American Literature of the Sea and Great Lakes
BOWDITCH, NATHANIEL (1773-1838). Mathematician, navigator, and astronomer, Nathaniel Bowditch authored the book that since 1802 has been the standard reference for celestial navigators worldwide. Schooled only to age ten, Bowditch taught himself mathematics and several foreign languages in the course of his academic pursuits. While on a voyage to Manila in 1796, Bowditch used his time to correct and supplement information contained in the standard navigation text ofthe day, John Hamilton Moore’s The Practical Navigator (London, 1772; first American ed. 1799). Bowditch published two updated editions of this work (1799, 1800) and then in 1802 released revised tables and instructions under his own name as The New American Practical Navigator. This reference immediately became the most frequently consulted text on the subject, selling 30,000 copies in ten editions during his lifetime; it is still in print today.

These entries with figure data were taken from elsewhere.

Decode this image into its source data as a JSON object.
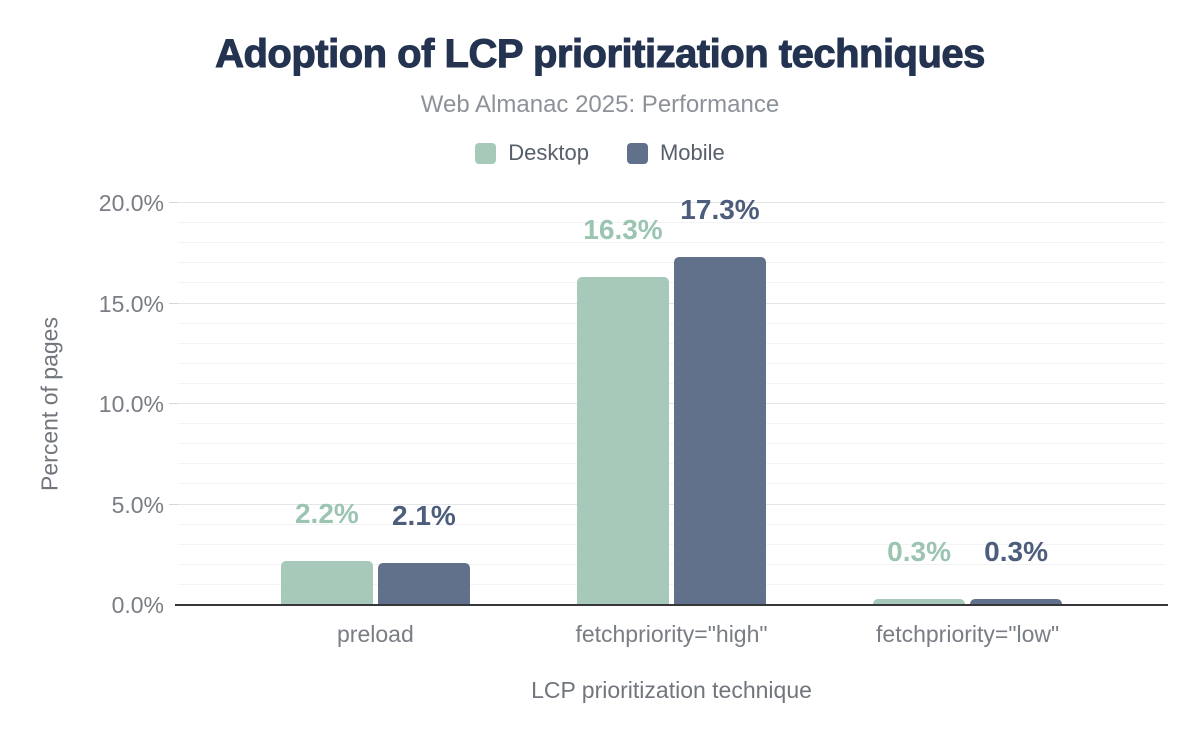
{
  "chart_data": {
    "type": "bar",
    "title": "Adoption of LCP prioritization techniques",
    "subtitle": "Web Almanac 2025: Performance",
    "categories": [
      "preload",
      "fetchpriority=\"high\"",
      "fetchpriority=\"low\""
    ],
    "series": [
      {
        "name": "Desktop",
        "color": "#a6c9ba",
        "label_color": "#9bc4b1",
        "values": [
          2.2,
          16.3,
          0.3
        ]
      },
      {
        "name": "Mobile",
        "color": "#61718c",
        "label_color": "#4d5d7c",
        "values": [
          2.1,
          17.3,
          0.3
        ]
      }
    ],
    "value_label_suffix": "%",
    "xlabel": "LCP prioritization technique",
    "ylabel": "Percent of pages",
    "ylim": [
      0,
      20
    ],
    "yticks": [
      {
        "value": 0,
        "label": "0.0%"
      },
      {
        "value": 5,
        "label": "5.0%"
      },
      {
        "value": 10,
        "label": "10.0%"
      },
      {
        "value": 15,
        "label": "15.0%"
      },
      {
        "value": 20,
        "label": "20.0%"
      }
    ],
    "minor_grid_step": 1,
    "major_grid_step": 5,
    "grid": true,
    "legend_position": "top",
    "axis_line_color": "#36363b"
  }
}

Bowditch further authored twenty-three scientific papers and an English translation of Pierre Simon de LaPlace’s Traite de Mecanique Celeste (five vols., 1798-1825; Bowditch’s trans., 1829-1839). As the secretary of Salem’s East India Marine Society, he transcribed and disseminated information contained in logs of voyages conducted by society members. The name Bowditch is still synonymous with scientific navigation instruction, bolstered by several biographies for juvenile* readers, including Nat the Navigator (1870) and Carry on, Mr. Bowditch (1955). At his death, one eulogy stated that “every American ship crosses the ocean more safely for his labors.”